The screening determines pregnant women with an elevated risk of having a baby with chromosomal disease. In case of high risk, the women are advised to confirm the diagnosis via an invasive analysis (diagnostic foetal chromosomal analysis). This is the most precise analysis that involves an invasive procedure (amniocentesis, chorion villus biopsy or cordocentesis) to get a sample of foetal DNA. In an invasive test, the foetal DNA is taken from either amniotic fluid or placenta. However, invasive procedures may cause miscarriage in 1% of cases.

Annual testing

Invasive procedures pose a small but definite risk of miscarriage (up to 1%). More than 600 invasive procedures are done in Estonia annually. Currently, the used screening tests help find 80-96% of foetuses with chromosomal diseases. The false-positive rate (the screening detects elevated risk, but the foetus is well) is 2-10%. These women go though invasive procedures to confirm that the foetus does not have a chromosomal disease. More than 90% of women that go through invasive procedures receive the answer that the foetus is well. That means that the stress, spent time and money have been in vain.
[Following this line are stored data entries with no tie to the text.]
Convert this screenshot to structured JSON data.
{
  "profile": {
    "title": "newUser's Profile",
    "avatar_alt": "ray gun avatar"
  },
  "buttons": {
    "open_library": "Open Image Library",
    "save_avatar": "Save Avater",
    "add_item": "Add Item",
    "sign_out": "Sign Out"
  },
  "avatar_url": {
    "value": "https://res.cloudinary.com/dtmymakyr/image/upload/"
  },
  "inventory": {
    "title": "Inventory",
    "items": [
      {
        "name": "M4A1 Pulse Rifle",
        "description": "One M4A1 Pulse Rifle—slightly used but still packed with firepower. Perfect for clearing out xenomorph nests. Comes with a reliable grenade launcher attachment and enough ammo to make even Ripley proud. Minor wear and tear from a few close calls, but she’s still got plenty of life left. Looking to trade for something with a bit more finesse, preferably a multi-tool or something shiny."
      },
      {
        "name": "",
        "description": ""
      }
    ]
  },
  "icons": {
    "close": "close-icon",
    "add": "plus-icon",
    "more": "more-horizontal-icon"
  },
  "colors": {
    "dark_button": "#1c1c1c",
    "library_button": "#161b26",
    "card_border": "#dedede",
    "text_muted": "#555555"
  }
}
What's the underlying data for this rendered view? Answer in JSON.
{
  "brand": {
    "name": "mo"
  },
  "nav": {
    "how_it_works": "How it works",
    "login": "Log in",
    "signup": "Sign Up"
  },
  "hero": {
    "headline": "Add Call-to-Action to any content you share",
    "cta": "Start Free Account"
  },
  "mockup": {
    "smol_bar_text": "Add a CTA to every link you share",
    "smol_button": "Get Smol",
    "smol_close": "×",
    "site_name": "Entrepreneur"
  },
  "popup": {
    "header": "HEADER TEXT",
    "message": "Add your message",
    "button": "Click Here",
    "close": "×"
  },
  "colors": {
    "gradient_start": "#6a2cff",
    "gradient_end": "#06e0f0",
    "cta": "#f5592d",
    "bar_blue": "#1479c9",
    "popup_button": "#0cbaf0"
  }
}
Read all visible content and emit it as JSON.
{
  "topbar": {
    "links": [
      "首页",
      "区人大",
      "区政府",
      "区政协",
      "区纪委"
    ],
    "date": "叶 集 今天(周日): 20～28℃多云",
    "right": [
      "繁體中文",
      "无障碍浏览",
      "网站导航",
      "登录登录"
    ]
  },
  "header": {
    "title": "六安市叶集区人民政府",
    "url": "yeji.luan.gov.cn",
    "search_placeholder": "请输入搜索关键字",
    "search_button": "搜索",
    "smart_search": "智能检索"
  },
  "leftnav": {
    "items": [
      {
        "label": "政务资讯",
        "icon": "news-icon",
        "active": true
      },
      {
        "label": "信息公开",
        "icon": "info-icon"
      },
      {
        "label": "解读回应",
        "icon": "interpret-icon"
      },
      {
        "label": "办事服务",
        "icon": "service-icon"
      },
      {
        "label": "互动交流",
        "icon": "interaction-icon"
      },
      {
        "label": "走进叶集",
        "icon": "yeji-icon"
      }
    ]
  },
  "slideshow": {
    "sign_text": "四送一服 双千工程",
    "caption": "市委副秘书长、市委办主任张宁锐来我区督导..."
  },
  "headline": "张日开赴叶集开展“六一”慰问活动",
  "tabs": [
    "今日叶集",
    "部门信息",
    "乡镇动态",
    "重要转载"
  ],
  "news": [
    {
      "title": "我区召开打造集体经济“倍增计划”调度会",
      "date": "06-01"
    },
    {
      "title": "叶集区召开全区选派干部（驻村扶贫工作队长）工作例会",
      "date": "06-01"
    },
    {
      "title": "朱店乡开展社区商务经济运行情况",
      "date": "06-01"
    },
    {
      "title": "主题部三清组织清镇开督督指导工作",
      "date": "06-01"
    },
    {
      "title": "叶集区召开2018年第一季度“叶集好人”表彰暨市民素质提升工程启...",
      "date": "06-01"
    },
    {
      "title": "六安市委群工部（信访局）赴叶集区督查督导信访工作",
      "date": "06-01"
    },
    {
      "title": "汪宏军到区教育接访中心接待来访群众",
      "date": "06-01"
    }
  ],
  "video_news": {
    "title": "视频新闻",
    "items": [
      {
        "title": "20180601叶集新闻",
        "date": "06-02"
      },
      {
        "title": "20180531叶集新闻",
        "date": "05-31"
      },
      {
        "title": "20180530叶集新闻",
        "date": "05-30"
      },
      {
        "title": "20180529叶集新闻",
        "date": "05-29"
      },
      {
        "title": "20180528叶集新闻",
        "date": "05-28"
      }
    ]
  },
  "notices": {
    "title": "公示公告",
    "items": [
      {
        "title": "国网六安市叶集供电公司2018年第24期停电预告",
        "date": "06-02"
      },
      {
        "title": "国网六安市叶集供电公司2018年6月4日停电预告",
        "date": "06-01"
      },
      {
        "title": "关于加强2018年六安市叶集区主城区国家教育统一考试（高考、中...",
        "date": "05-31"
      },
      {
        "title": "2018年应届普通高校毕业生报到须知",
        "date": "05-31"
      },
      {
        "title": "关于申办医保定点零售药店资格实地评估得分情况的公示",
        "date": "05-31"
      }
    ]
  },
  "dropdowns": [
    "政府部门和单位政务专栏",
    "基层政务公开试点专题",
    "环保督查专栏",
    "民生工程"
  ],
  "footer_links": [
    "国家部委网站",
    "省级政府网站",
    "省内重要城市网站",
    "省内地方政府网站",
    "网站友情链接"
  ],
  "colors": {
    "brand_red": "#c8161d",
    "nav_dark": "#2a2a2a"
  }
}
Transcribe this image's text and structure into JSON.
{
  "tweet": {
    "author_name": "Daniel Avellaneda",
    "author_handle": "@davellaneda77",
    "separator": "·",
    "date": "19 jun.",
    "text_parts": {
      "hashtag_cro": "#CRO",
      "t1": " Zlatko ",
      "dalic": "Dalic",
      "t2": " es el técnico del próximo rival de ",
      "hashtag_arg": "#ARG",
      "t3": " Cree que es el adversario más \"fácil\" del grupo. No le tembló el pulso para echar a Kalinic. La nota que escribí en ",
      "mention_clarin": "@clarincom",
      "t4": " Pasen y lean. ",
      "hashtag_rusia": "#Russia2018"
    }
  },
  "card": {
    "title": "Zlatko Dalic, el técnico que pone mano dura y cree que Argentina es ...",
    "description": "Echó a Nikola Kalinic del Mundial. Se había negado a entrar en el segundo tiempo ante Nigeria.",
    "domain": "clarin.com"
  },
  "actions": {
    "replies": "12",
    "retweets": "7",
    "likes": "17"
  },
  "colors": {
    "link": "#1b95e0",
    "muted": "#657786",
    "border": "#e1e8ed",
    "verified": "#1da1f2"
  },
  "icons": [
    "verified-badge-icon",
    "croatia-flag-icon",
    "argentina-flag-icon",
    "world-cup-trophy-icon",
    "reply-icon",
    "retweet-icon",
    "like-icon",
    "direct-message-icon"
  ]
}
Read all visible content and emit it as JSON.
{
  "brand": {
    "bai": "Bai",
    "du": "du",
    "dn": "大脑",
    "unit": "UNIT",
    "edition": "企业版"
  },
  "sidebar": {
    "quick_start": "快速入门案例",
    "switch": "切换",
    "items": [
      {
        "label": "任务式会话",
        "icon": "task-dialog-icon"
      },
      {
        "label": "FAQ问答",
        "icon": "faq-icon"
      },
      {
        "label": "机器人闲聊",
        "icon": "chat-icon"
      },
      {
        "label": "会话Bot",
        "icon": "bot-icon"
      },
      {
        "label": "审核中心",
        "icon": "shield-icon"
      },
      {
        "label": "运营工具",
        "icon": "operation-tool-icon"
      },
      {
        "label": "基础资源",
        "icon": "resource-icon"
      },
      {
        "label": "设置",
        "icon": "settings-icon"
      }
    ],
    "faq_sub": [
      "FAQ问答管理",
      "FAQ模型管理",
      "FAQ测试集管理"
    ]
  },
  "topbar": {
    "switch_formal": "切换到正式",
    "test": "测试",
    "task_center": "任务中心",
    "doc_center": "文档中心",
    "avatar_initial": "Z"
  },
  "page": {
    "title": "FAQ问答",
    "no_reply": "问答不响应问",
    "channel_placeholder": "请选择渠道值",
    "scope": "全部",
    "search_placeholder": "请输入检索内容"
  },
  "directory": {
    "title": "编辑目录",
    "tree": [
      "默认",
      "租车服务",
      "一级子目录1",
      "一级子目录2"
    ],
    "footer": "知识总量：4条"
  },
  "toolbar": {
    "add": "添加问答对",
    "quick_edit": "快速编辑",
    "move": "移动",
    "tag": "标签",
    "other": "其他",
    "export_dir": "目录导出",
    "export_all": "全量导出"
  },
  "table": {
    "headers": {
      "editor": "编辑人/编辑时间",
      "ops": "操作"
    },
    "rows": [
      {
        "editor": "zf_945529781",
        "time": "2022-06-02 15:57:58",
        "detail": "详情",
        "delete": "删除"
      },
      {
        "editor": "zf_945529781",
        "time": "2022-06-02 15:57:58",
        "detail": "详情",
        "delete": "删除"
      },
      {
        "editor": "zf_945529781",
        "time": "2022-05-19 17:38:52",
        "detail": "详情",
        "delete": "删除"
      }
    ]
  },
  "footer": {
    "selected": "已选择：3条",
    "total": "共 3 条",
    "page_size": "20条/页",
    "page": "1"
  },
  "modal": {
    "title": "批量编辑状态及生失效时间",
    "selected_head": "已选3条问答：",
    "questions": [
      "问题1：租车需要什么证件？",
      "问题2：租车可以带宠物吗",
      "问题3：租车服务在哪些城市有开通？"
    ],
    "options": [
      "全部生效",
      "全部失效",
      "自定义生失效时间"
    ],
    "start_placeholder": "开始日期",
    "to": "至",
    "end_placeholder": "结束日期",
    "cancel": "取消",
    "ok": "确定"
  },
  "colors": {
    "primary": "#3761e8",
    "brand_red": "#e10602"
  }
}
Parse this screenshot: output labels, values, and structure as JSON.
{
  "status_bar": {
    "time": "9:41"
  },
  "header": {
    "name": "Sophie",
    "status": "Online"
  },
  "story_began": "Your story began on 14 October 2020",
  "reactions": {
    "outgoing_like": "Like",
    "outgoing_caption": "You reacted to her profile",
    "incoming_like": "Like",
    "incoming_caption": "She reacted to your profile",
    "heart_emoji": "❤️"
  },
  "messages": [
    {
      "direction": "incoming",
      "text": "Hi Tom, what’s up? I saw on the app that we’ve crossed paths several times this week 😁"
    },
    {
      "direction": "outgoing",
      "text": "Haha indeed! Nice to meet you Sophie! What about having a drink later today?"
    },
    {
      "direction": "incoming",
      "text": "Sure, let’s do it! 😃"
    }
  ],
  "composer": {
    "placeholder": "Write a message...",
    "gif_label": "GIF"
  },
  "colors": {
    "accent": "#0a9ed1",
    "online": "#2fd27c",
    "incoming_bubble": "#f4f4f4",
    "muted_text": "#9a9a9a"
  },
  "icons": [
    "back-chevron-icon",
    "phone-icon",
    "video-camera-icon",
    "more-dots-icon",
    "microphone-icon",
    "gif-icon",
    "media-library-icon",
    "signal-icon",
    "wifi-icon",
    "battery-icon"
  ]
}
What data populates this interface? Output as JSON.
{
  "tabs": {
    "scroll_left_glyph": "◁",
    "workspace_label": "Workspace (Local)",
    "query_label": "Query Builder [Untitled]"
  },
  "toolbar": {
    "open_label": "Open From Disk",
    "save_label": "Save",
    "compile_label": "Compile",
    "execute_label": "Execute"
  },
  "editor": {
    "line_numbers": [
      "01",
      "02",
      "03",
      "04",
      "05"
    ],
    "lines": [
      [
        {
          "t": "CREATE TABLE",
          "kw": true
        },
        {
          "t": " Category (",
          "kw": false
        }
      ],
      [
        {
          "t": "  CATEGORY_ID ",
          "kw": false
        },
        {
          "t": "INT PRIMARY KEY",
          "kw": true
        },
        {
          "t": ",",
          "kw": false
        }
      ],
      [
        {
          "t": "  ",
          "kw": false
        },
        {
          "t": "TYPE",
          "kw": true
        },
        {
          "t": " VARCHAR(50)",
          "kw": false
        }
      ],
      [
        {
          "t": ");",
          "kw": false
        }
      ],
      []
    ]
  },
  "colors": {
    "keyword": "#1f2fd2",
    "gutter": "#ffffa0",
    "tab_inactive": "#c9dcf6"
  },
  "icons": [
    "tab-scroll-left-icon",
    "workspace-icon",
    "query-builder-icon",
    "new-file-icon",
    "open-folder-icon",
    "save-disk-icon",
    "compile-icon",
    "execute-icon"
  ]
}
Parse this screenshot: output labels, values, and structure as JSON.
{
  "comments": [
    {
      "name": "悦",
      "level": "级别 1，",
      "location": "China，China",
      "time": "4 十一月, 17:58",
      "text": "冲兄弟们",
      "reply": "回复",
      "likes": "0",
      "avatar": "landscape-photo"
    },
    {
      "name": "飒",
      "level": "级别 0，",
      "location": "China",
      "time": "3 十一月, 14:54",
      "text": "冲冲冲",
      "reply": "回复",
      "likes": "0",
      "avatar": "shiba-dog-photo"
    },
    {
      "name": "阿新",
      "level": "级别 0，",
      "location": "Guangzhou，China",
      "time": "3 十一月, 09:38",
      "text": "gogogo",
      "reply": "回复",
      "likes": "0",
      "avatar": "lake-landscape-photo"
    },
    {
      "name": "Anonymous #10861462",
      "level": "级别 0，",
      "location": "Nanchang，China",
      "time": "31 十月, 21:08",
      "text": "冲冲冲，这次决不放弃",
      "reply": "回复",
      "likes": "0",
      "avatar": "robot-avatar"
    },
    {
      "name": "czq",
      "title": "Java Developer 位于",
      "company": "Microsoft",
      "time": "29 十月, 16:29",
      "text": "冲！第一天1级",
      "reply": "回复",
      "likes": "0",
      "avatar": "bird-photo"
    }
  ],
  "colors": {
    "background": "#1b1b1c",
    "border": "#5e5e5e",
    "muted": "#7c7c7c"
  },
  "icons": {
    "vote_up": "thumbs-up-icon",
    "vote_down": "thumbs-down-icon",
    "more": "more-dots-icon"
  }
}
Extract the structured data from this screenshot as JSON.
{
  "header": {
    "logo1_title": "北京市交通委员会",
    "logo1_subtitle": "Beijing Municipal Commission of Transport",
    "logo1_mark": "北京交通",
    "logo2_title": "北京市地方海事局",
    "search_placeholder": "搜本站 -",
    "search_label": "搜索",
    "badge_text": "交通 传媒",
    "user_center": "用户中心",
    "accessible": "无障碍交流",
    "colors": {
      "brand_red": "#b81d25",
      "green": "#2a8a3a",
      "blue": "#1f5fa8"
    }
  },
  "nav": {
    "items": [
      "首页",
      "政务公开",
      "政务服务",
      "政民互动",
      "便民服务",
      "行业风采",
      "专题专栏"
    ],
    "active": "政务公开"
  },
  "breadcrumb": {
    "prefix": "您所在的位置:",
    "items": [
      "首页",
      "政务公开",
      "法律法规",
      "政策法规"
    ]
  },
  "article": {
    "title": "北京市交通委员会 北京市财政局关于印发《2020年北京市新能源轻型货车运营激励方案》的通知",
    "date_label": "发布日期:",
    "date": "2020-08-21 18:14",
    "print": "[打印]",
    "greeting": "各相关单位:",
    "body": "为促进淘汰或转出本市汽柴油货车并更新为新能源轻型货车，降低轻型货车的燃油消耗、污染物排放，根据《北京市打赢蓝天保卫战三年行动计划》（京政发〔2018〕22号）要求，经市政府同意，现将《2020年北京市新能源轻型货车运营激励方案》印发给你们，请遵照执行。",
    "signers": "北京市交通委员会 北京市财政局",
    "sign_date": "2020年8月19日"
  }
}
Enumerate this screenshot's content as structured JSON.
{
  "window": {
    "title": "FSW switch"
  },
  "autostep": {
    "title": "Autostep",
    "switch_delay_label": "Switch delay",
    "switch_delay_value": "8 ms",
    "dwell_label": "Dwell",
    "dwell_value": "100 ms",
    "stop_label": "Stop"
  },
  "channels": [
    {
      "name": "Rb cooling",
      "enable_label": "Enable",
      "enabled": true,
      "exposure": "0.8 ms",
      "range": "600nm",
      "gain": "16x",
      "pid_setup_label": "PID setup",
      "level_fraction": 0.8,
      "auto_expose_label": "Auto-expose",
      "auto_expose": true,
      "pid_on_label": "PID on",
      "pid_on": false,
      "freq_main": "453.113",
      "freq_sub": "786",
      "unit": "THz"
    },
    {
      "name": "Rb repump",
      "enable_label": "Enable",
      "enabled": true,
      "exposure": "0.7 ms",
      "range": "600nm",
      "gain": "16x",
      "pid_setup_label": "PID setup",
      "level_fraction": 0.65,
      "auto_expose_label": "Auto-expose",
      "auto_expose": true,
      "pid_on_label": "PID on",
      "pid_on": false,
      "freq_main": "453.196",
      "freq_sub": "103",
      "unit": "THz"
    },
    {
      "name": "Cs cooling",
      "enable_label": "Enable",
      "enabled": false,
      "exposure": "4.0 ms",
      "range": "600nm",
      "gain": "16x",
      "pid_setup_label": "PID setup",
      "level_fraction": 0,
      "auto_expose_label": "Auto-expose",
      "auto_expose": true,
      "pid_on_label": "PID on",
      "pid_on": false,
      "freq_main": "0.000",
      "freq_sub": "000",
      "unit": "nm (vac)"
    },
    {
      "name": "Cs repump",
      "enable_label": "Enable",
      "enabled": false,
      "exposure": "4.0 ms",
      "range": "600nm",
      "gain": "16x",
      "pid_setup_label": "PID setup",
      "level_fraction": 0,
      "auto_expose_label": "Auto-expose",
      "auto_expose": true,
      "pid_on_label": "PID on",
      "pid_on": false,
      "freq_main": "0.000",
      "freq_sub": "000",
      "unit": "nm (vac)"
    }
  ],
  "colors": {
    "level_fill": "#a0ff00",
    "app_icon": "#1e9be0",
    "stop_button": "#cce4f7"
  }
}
12-23% of the screening results are false-negative. This means that a foetus with chromosomal disease is not found during pregnancy. Non-detection of chromosomal disease during screening is one of the main reasons why a woman becomes aware of a child’s illness at only the third trimester.

Despite the fact that pre-natal screening has been organised in Estonia in the best possible way, current methods are not able to ensure the flawless testing of foetuses. A major drawback is the lack of precision of the screening methods in use. Therefore, it is important to apply a modern and significantly more advanced NIPT method that detects the possible additional chromosome of the foetus directly from the mother’s blood sample.

What is the result of testing?

The graph on the right shows the numbers of prenatally detected and born babies for Down syndrome in the years 2000-2014. In Estonia, almost 100% of pregnant women take part in the screening programme. Annually, about 30 foetuses with Down syndrome are discovered. The number of babies born with Down syndrome has significantly reduced. Nevertheless, about 5 babies with Down syndrome are born in a year. Most of them have not been found in the screening.